Accueil Actu Magazine Culture

La star Roberto Alagna se réinvente dans une "opérette d'aujourd'hui"

"Opéra ou comédie musicale, c'est pareil, c'est de la musique. J'aime et je respecte tous les genres!": aux Folies Bergère à Paris, le ténor star Roberto Alagna est à l'affiche pour la première fois dans un spectacle façon Broadway, où il campe le gangster Al Capone.

"L'opéra, mon premier amour, est éternel. La comédie musicale, c'est l'opérette d'aujourd'hui dans la continuité des opérettes d'Offenbach ou de Strauss", affirme à l'AFP la star franco-italienne, à l'affiche jusqu'au 5 mars.

Un des meilleurs ténors de notre époque, Roberto Alagna, né de parents siciliens en Seine-Saint-Denis, avait débuté dans des cabarets, avant de remporter à 25 ans, en 1988, le concours Pavarotti (son idole); il démarre alors une carrière internationale sur les plus grandes scènes du monde.

Dans cette première comédie musicale en français dédiée au "caïd" des années 1920, en pleine prohibition, le spectacle écrit et composé par Jean-Félix Lalanne est basé sur une intrigue inventée de toutes pièces.

A la poursuite d'Al Capone, l'agent du Trésor américain Eliot Ness et Rita, la soeur du gangster, tombent éperdument amoureux. Une idylle qui rebat brutalement les cartes entre les deux ennemis jurés, se retrouvant aux prises d'un redoutable dilemme.

- "Roméo et Juliette à Chicago" -

"C'est Roméo et Juliette à Chicago!", résume Roberto Alagna qui partage l'affiche avec la chanteuse Anggun dans le rôle de la compagne de Capone. Eliot Ness est interprété par le chanteur québécois Bruno Pelletier, révélé avec le personnage de Gringoire dans la comédie musicale "Notre-Dame-de-Paris". La chanteuse Kaïna Blada complète le casting dans le rôle de Rita.

"Dès le départ, Jean-Félix Lalanne a pensé à moi pour jouer Al Capone. J'ai été emballé à la première écoute. Quand quelqu’un arrive à me séduire et me charmer, je me jette corps et âme!", ajoute le chanteur, qui a tenu une soixantaine de rôles en plus de 35 ans.

"C'est intéressant de se plonger dans les états d'âme d'un malfrat. J'ai lu tout ce que je pouvais, j'ai regardé de nombreux films et documentaires", précise-t-il.

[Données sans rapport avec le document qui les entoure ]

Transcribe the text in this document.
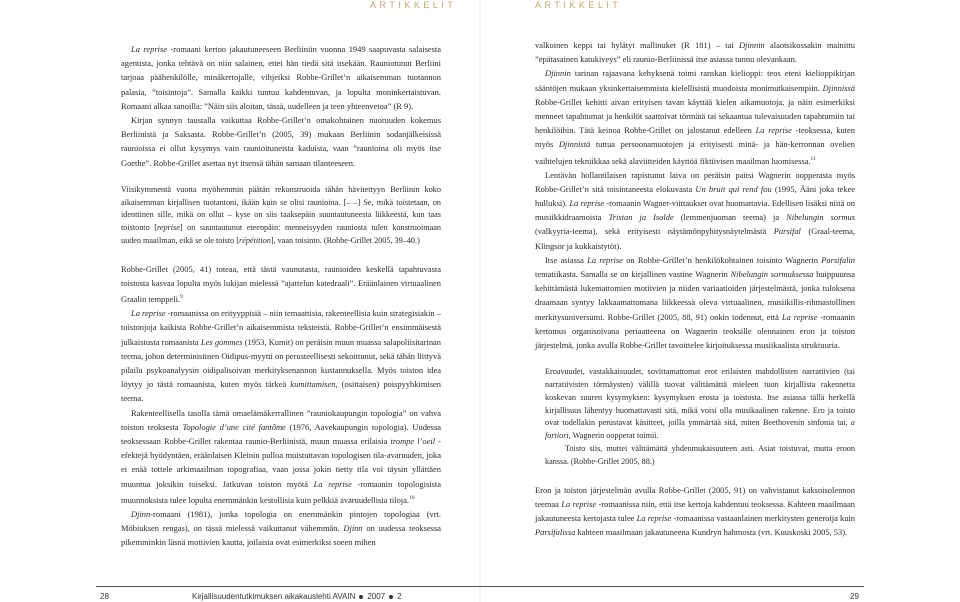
ARTIKKELIT	ARTIKKELIT

La reprise -romaani kertoo jakautuneeseen Berliiniin vuonna 1949 saapuvasta salaisesta agentista, jonka tehtävä on niin salainen, ettei hän tiedä sitä itsekään. Rauniotunut Berliini tarjoaa päähenkilölle, minäkertojalle, vihjeiksi Robbe-Grillet’n aikaisemman tuotannon palasia, ”toisintoja”. Samalla kaikki tuntuu kahdentuvan, ja lopulta moninkertaistuvan. Romaani alkaa sanoilla: ”Näin siis aloitan, tässä, uudelleen ja teen yhteenvetoa” (R 9).

Kirjan synnyn taustalla vaikuttaa Robbe-Grillet’n omakohtainen nuoruuden kokemus Berliinistä ja Saksasta. Robbe-Grillet’n (2005, 39) mukaan Berliinin sodanjälkeisissä raunioissa ei ollut kysymys vain raunioituneista kaduista, vaan ”raunioina oli myös itse Goethe”. Robbe-Grillet asettaa nyt itsensä tähän samaan tilanteeseen.

Viisikymmentä vuotta myöhemmin päätän rekonstruoida tähän hävitettyyn Berliinin koko aikaisemman kirjallisen tuotantoni, ikään kuin se olisi raunioina. [– –] Se, mikä toistetaan, on identtinen sille, mikä on ollut – kyse on siis taaksepäin suuntautuneesta liikkeestä, kun taas toistonto [reprise] on suuntautunut eteenpäin: menneisyyden rauniosta tulen konstruoimaan uuden maailman, eikä se ole toisto [répétition], vaan toisinto. (Robbe-Grillet 2005, 39–40.)

Robbe-Grillet (2005, 41) toteaa, että tästä vaunutasta, raunioiden keskellä tapahtuvasta toistosta kasvaa lopulta myös lukijan mielessä ”ajattelun katedraali”. Eräänlainen virtuaalinen Graalin temppeli.$^9$

La reprise -romaanissa on erityyppisiä – niin temaattisia, rakenteellisia kuin strategisiakin – toistonjoja kaikista Robbe-Grillet’n aikaisemmista teksteistä. Robbe-Grillet’n ensimmäisestä julkaistusta romaanista Les gommes (1953, Kumit) on peräisin muun muassa salapoliisitarinan teema, johon deterministinen Oidipus-myytti on perusteellisesti sekoittunut, sekä tähän liittyvä pilailu psykoanalyysin oidipalisoivan merkityksenannon kustannuksella. Myös toiston idea löytyy jo tästä romaanista, kuten myös tärkeä kumittamisen, (osittaisen) poispyyhkimisen teema.

Rakenteellisella tasolla tämä omaelämäkerrallinen ”rauniokaupungin topologia” on vahva toiston teoksesta Topologie d’une cité fantôme (1976, Aavekaupungin topologia). Uudessa teoksessaan Robbe-Grillet rakentaa raunio-Berliinistä, muun muassa erilaisia trompe l’oeil -efektejä hyödyntäen, eräänlaisen Kleinin pulloa muistuttavan topologisen tila-avaruuden, joka ei enää tottele arkimaailman topografiaa, vaan jossa jokin tietty tila voi täysin yllättäen muuntua joksikin toiseksi. Jatkuvan toiston myötä La reprise -romaanin topologisista muunnoksista tulee lopulta enemmänkin kestollisia kuin pelkkiä avaruudellisia tiloja.$^{10}$

Djinn-romaani (1981), jonka topologia on enemmänkin pintojen topologiaa (vrt. Möbiuksen rengas), on tässä mielessä vaikuttanut vähemmän. Djinn on uudessa teoksessa pikemminkin läsnä motiivien kautta, joilaisia ovat esimerkiksi soeen mihen

valkoinen keppi tai hylätyt mallinuket (R 181) – tai Djinnin alaotsikossakin mainittu ”epätasainen katukiveys” eli raunio-Berliinissä itse asiassa tunnu olevankaan.

Djinnin tarinan rajaavana kehyksenä toimi ranskan kielioppi: teos eteni kielioppikirjan sääntöjen mukaan yksinkertaisemmista kielellisistä muodoista monimutkaisempiin. Djinnissä Robbe-Grillet kehitti aivan erityisen tavan käyttää kielen aikamuotoja, ja näin esimerkiksi menneet tapahtumat ja henkilöt saattoivat törmätä tai sekaantua tulevaisuuden tapahtumiin tai henkilöihin. Tätä keinoa Robbe-Grillet on jalostanut edelleen La reprise -teoksessa, kuten myös Djinnistä tuttua persoonamuotojen ja erityisesti minä- ja hän-kerronnan ovelien vaihtelujen tekniikkaa sekä alaviitteiden käyttöä fiktiivisen maailman luomisessa.$^{11}$

Lentävän hollantilaisen rapistunut laiva on peräisin paitsi Wagnerin oopperasta myös Robbe-Grillet’n sitä toisintaneesta elokuvasta Un bruit qui rend fou (1995, Ääni joka tekee hulluksi). La reprise -romaanin Wagner-viittaukset ovat huomattavia. Edellisen lisäksi niitä on musiikkidraamoista Tristan ja Isolde (lemmenjuoman teema) ja Nibelungin sormus (valkyyria-teema), sekä erityisesti näytämönpyhitysnäytelmästä Parsifal (Graal-teema, Klingsor ja kukkaistytöt).

Itse asiassa La reprise on Robbe-Grillet’n henkilökohtainen toisinto Wagnerin Parsifalin tematiikasta. Samalla se on kirjallinen vastine Wagnerin Nibelungin sormuksessa huippuunsa kehittämästä lukemattomien motiivien ja niiden variaatioiden järjestelmästä, jonka tuloksena draamaan syntyy lakkaamattomana liikkeessä oleva virtuaalinen, musiikillis-rihmastollinen merkitysuniversumi. Robbe-Grillet (2005, 88, 91) onkin todennut, että La reprise -romaanin kertomus organisoivana periaatteena on Wagnerin teoksille olennainen eron ja toiston järjestelmä, jonka avulla Robbe-Grillet tavoittelee kirjoituksessa musiikaalista struktuuria.

Eroavuudet, vastakkaisuudet, sovittamattomat erot erilaisten mahdollisten narratiivien (tai narratiivisten törmäysten) välillä tuovat välttämättä mieleen tuon kirjallista rakennetta koskevan suuren kysymyksen: kysymyksen erosta ja toistosta. Itse asiassa tällä herkellä kirjallisuus lähentyy huomattavasti sitä, mikä voisi olla musikaalinen rakenne. Ero ja toisto ovat todellakin perustavat käsitteet, joilla ymmärtää sitä, miten Beethovenin sinfonia tai, a fortiori, Wagnerin oopperat toimii.

Toisto siis, muttei välttämättä yhdenmukaisuuteen asti. Asiat toistuvat, mutta eroon kanssa. (Robbe-Grillet 2005, 88.)

Eron ja toiston järjestelmän avulla Robbe-Grillet (2005, 91) on vahvistanut kaksoisolennon teemaa La reprise -romaanissa niin, että itse kertoja kahdentuu teoksessa. Kahteen maailmaan jakautuneesta kertojasta tulee La reprise -romaanissa vastaanlainen merkitysten generoija kuin Parsifalissa kahteen maailmaan jakautuneena Kundryn hahmosta (vrt. Kuuskoski 2005, 53).

28	Kirjallisuudentutkimuksen aikakauslehti AVAIN 2007 2	29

Il explique sur le plan technique, "ce qui change avec l'opéra où l'on doit projeter sa voix, c'est de chanter avec un micro".

"Dans l'exercice de la comédie musicale, je dois me contrôler pour ne pas trop envoyer", confie Roberto Alagna.

D'un budget de 5 millions d'euros, "Al Capone", produite par Jean-Marc Dumontet avec tous les codes de Broadway, réunit 35 artistes --comédiens, chanteurs et danseurs--, dont un orchestre sur scène.

La mise en scène très cinématographique est signée Jean-Louis Grinda, le directeur des Chorégies d'Orange, festival populaire d'opéra où Alagna avait chanté "Samson et Dalila" en 2021. Les chorégraphies ont été confiées à Caroline Roëlands ("Cole Porter" au Châtelet").

Pour Jean-Félix Lalanne, Al Capone est un personnage qui l'a toujours fasciné. "Je me suis toujours demandé comment se faisait-il que celui qui traite ses ennemis d’une manière toujours expéditive, était aussi indulgent avec Eliot Ness. J'ai inventé une réponse...", explique l'auteur et compositeur.

Roberto Alagna ne s'était jamais produit encore aux Folies Bergère, longtemps haut-lieu parisien des spectacles musicaux, des strass et des plumes.

"Cette salle m'a toujours fait rêver... A 17 ans, je travaillais mes premiers opéras dans le quartier avec mon professeur, Rafael Ruiz", se souvient-il. "Si ça marche, nous ferons une tournée. C'est l'occasion pour moi de chanter devant de nouveaux publics et cela me ravit", ajoute le chanteur.

"Je compte bien proposer le spectacle à des maisons d'opéra et des orchestres symphoniques, notamment le Metropolitan de New York, après sans doute les Chorégies d'Orange".